Noninvasive functional imaging of P-glycoprotein-mediated doxorubicin resistance in a mouse model of hereditary breast cancer to predict response, and assign P-gp inhibitor sensitivity

Abstract

Purpose: Using a "spontaneous" mammary mouse tumor model we set out to develop diagnostic approaches for non-invasive P-glycoprotein (P-gp) staging and response prediction.

Methods: (99m)Tc-MIBI efflux rates were measured using a gamma camera in three Brca1 (-/-); p53 (-/-) mouse mammary tumors that have different Mdr1a/b expression levels. The efflux rates were quantified in the 10-30-min period after injection. In addition to the P-gp-mediated efflux measurements in untreated tumors, efflux measurements were performed in the presence of the P-gp inhibitor tariquidar. Volumetric doxorubicin response patterns for the different tumors were determined and correlated with the efflux rates.

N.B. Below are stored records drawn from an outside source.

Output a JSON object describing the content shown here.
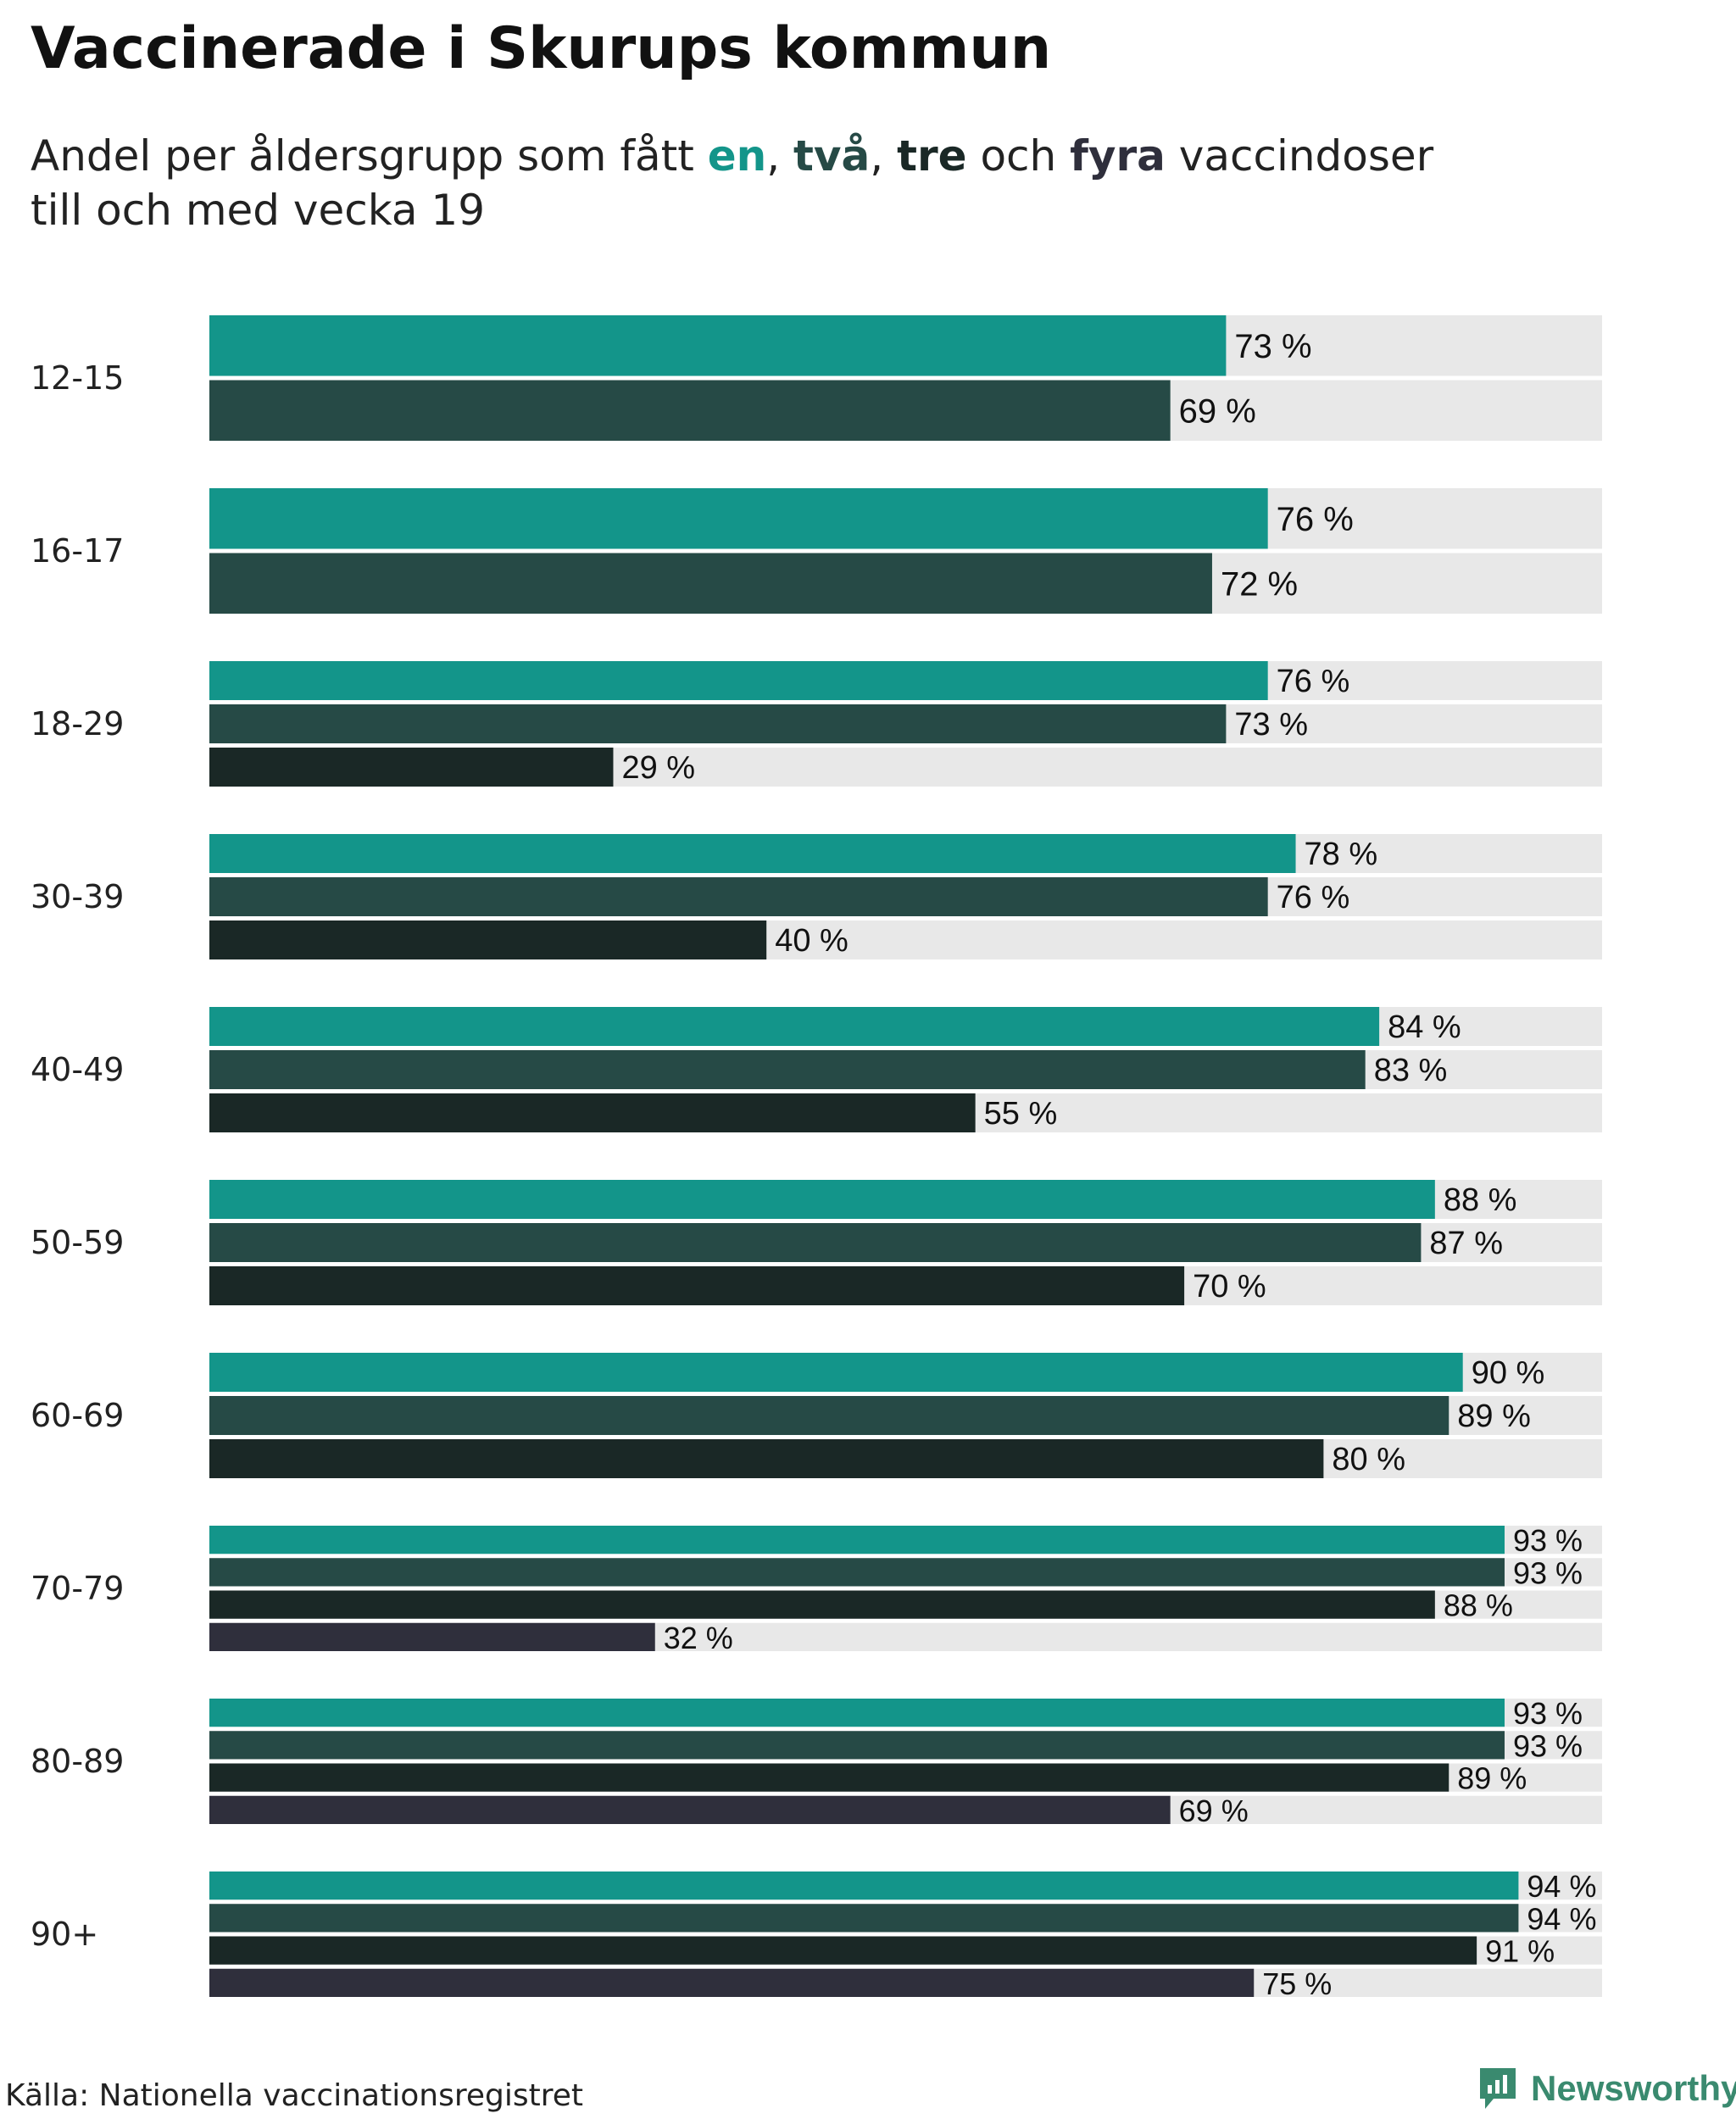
{
  "title": "Vaccinerade i Skurups kommun",
  "subtitle": {
    "prefix": "Andel per åldersgrupp som fått ",
    "w1": "en",
    "sep1": ", ",
    "w2": "två",
    "sep2": ", ",
    "w3": "tre",
    "sep3": " och ",
    "w4": "fyra",
    "suffix": " vaccindoser",
    "line2": "till och med vecka 19"
  },
  "colors": {
    "dose1": "#13958a",
    "dose2": "#264a46",
    "dose3": "#1a2826",
    "dose4": "#2f2f3c",
    "track": "#e8e8e8"
  },
  "chart_data": {
    "type": "bar",
    "orientation": "horizontal",
    "xlim": [
      0,
      100
    ],
    "unit": "%",
    "categories": [
      "12-15",
      "16-17",
      "18-29",
      "30-39",
      "40-49",
      "50-59",
      "60-69",
      "70-79",
      "80-89",
      "90+"
    ],
    "series": [
      {
        "name": "en",
        "values": [
          73,
          76,
          76,
          78,
          84,
          88,
          90,
          93,
          93,
          94
        ]
      },
      {
        "name": "två",
        "values": [
          69,
          72,
          73,
          76,
          83,
          87,
          89,
          93,
          93,
          94
        ]
      },
      {
        "name": "tre",
        "values": [
          null,
          null,
          29,
          40,
          55,
          70,
          80,
          88,
          89,
          91
        ]
      },
      {
        "name": "fyra",
        "values": [
          null,
          null,
          null,
          null,
          null,
          null,
          null,
          32,
          69,
          75
        ]
      }
    ],
    "grid": false,
    "legend": "inline in subtitle"
  },
  "source": "Källa: Nationella vaccinationsregistret",
  "brand": {
    "name": "Newsworthy",
    "icon": "newsworthy-logo-icon"
  }
}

Results: Combined pre- and post-inhibitor treatment imaging of P-gp-mediated efflux correlated with Mdr1a/b expression: basal (0.0026, p = 0.16), 3-fold Mdr1a/b (0.0074, p = 0.02), and 17-fold Mdr1a and 46-fold Mdr1b (0.012, p = 0.002). Based on the doxorubicin response of these tumors, we generated a computer-aided diagnosis model that predicts the likelihood of drug resistance.

Conclusions: Quantified (99m)Tc-MIBI efflux has potential to: (1) noninvasively assign Mdr1 expression levels, (2) predict the therapeutic impact of a P-gp inhibitor, and (3) noninvasively assess the probability of drug resistance.